The following day, when Carrington was only three kilometers way, de la Rey ambushed his relief column and, with only 70 men, chased the entire column back to Marico. Thinking that a far greater force than his own was pursuing him, Carrington burned all the supplies in Marico and continued his flight to Mafikeng, destroying the stores at Zeerust and Ottoshoop as he did so.
Despite their disappointment the beleaguered Australians and Rhodesians refused to surrender. and prepared to endure another day of bombardment. A second rescue attempt by Baden-Powell from Rustenburg also ended in bungling and disaster. As Carrington fled towards Mafikeng Baden-Powell reached Moedwil and, hearing the sound of gunfire retreating westward, assumed that Hoare's men had been relieved. Satisfied with this unsubstantiated assumption Baden-Powell returned to Rustenburg.

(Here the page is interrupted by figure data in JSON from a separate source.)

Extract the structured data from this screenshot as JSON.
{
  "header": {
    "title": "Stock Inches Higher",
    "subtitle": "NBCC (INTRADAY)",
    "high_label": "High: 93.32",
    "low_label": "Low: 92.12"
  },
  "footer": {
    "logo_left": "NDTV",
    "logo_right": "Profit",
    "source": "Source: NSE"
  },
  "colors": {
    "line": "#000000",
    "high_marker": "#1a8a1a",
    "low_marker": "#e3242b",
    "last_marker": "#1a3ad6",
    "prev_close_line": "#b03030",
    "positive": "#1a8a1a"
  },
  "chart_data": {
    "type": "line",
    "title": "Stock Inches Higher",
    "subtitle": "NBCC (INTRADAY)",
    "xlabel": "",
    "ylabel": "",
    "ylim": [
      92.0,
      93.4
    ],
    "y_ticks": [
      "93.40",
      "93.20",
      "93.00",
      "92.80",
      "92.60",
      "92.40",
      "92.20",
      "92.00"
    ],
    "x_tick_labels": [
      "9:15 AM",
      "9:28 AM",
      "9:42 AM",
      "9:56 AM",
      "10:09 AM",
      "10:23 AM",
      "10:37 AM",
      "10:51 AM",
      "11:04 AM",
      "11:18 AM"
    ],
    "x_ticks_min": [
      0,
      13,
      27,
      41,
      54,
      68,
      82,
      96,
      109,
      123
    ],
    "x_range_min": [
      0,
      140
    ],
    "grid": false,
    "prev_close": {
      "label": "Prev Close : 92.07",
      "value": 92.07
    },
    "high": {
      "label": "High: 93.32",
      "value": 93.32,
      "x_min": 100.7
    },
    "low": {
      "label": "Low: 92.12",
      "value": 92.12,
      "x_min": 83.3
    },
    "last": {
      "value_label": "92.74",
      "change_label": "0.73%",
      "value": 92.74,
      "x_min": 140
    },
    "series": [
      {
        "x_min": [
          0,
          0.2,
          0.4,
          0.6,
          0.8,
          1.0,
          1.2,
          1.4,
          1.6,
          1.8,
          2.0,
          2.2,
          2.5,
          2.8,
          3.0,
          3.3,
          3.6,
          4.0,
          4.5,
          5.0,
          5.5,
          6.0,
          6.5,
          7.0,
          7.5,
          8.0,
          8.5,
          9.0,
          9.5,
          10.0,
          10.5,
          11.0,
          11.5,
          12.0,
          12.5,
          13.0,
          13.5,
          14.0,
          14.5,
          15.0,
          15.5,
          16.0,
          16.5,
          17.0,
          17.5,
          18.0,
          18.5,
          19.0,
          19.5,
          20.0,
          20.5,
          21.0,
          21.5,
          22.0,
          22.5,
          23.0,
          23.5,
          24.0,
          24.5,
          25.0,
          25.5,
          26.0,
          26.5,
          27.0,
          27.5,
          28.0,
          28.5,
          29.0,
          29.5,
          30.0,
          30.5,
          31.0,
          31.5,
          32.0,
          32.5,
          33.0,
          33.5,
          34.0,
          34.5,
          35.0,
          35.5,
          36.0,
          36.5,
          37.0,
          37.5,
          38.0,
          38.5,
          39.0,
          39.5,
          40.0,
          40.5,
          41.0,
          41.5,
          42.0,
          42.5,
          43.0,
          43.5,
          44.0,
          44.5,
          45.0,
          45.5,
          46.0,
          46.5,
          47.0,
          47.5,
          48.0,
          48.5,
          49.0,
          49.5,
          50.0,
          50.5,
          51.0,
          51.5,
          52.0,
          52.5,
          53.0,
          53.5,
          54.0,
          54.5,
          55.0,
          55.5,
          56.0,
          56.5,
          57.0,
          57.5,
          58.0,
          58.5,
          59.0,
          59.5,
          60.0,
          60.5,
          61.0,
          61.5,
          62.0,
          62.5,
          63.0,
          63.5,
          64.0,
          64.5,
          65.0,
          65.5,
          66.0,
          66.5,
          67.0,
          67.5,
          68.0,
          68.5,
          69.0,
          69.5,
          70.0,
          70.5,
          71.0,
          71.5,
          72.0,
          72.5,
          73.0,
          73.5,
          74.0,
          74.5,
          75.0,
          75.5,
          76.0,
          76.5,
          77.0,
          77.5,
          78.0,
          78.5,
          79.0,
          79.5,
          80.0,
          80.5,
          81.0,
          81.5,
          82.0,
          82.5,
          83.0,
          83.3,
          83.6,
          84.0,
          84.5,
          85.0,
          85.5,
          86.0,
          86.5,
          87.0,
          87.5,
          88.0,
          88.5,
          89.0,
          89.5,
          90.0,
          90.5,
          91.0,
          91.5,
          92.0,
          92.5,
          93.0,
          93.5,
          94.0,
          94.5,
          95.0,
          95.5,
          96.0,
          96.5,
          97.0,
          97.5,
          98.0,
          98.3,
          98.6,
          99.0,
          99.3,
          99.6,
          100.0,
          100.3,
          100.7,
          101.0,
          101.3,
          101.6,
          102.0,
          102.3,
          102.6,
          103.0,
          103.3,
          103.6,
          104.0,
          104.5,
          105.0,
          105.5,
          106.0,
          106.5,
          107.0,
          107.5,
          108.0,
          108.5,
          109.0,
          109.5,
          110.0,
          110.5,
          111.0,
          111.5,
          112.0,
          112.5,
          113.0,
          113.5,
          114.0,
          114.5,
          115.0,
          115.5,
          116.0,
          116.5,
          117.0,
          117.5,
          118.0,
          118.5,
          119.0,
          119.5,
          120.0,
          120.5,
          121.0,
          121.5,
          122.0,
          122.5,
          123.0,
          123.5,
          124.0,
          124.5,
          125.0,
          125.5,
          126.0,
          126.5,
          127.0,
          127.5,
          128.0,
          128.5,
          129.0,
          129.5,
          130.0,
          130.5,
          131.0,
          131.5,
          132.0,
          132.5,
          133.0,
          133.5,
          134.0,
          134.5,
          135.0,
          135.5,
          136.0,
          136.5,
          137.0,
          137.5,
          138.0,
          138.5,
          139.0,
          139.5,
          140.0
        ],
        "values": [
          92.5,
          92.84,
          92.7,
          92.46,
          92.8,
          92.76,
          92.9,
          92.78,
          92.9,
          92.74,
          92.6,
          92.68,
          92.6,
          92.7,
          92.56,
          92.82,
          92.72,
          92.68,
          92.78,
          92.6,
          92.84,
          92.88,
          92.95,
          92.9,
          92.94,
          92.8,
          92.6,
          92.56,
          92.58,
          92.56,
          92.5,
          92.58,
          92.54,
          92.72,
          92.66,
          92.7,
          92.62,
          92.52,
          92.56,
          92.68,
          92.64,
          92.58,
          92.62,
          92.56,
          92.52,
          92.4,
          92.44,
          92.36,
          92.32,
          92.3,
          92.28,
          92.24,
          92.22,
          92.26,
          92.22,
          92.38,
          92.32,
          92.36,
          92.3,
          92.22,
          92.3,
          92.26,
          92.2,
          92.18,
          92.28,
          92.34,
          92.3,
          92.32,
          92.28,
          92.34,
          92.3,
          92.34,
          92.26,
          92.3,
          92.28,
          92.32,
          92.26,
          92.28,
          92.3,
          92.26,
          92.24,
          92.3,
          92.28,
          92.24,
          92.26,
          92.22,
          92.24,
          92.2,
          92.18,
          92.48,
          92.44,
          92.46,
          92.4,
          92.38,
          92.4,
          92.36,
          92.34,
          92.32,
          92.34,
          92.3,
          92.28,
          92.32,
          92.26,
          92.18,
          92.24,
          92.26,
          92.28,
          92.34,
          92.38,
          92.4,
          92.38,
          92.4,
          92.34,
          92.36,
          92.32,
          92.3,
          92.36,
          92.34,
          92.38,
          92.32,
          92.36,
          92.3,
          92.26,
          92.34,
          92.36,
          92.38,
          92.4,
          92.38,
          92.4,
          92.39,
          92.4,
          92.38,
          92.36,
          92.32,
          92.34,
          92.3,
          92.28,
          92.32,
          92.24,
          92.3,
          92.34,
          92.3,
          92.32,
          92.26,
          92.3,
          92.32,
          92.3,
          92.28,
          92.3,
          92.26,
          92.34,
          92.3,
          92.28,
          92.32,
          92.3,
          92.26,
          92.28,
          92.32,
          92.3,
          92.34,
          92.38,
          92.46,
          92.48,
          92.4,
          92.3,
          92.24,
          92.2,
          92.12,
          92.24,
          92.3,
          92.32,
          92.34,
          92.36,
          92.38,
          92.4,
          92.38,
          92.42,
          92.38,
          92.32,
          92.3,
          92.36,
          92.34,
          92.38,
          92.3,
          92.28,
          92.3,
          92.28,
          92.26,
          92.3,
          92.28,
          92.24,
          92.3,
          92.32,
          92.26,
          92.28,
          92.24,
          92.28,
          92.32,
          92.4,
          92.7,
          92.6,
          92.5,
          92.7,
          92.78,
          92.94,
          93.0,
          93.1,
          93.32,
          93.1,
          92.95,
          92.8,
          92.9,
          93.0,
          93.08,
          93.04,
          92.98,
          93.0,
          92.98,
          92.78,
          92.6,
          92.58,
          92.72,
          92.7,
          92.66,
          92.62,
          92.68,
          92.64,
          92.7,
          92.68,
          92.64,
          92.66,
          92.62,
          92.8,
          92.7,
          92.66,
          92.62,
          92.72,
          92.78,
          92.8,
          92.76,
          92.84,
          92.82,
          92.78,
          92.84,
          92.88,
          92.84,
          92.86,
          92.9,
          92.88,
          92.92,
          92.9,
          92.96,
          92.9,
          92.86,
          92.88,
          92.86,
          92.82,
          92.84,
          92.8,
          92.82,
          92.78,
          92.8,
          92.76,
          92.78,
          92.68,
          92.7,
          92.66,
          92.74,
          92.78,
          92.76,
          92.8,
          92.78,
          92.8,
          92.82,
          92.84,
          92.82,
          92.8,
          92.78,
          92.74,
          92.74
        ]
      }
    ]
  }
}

The situation at Elands River continued to become more desperate as Boer snipers kept them from collecting water from the river and men were wounded or killed with almost every attempt to do so. Thirst and the stench of the decomposing carcasses of horses and cattle increased their discomfort. Meanwhile a report had reached Lord Roberts in Pretoria that Elands River had surrendered, so no help was forthcoming. Only after a message between Generals De la Rey and De Wet was perchance intercepted was the truth discovered and a strong force under General Broadwood dispatched and the siege was at last relieved on 17 August. The courage of the colonial forces at Elands River is still lauded in the annals of Australian military history and a plaque has been erected by the Australian High Commissioner to commemorate the centenary of the engagement.